# Wine Reviews Search Engine

Enter some sample queries to see how well this performs!

- lots of tannins leading to a harsh, puckery feel in the mouth
- shiraz fruity plum
- fruity chardonnay with cherry flavors
- sweet citrus chardonnay
- dessert wine

In [1]:
# Setup search engine

import build.constants as C
import nmslib
import pandas as pd
import sqlite3 as sql
import time

from sentence_transformers import SentenceTransformer

start = time.process_time()
print(f"LOADING NMS index from {C.NMS_INDEX1}...")
index = nmslib.init(method="hnsw", space="cosinesimil")
index.loadIndex(C.NMS_INDEX1)

print(f"LOADING sentence transformer {C.SENTENCE_TRANSFORMER_MODEL_NAME}...")
model = SentenceTransformer(C.SENTENCE_TRANSFORMER_MODEL_NAME)

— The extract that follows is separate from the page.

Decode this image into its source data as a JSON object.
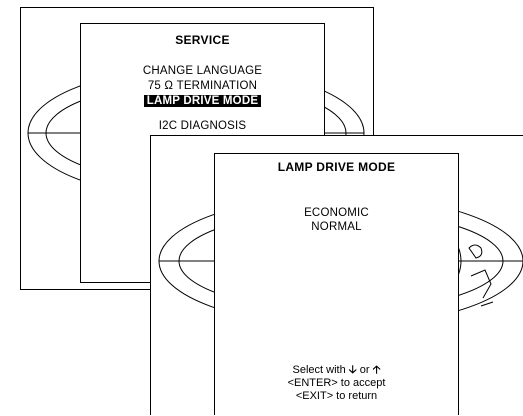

print(f"LOADING dataset from {C.SQLITE_DATASET} sqlite file...")
with sql.connect(C.SQLITE_DATASET) as c:
    df = pd.read_sql("select * from wine", c)
end = time.process_time()
print(f"INIT completed in {end-start:.2f} seconds")

def search(df, query: str) -> None:
    start = time.process_time()
    query_embeddings = model.encode(query, convert_to_tensor=True).cpu()
    ids, distances = index.knnQuery(query_embeddings, k=20)
    end = time.process_time()
    print(f"SEARCHED {df.shape[0]} reviews of {df.title.nunique()} wines "
          f"from {df.winery.nunique()} wineries in {(end-start)*1000:.2f}ms\n")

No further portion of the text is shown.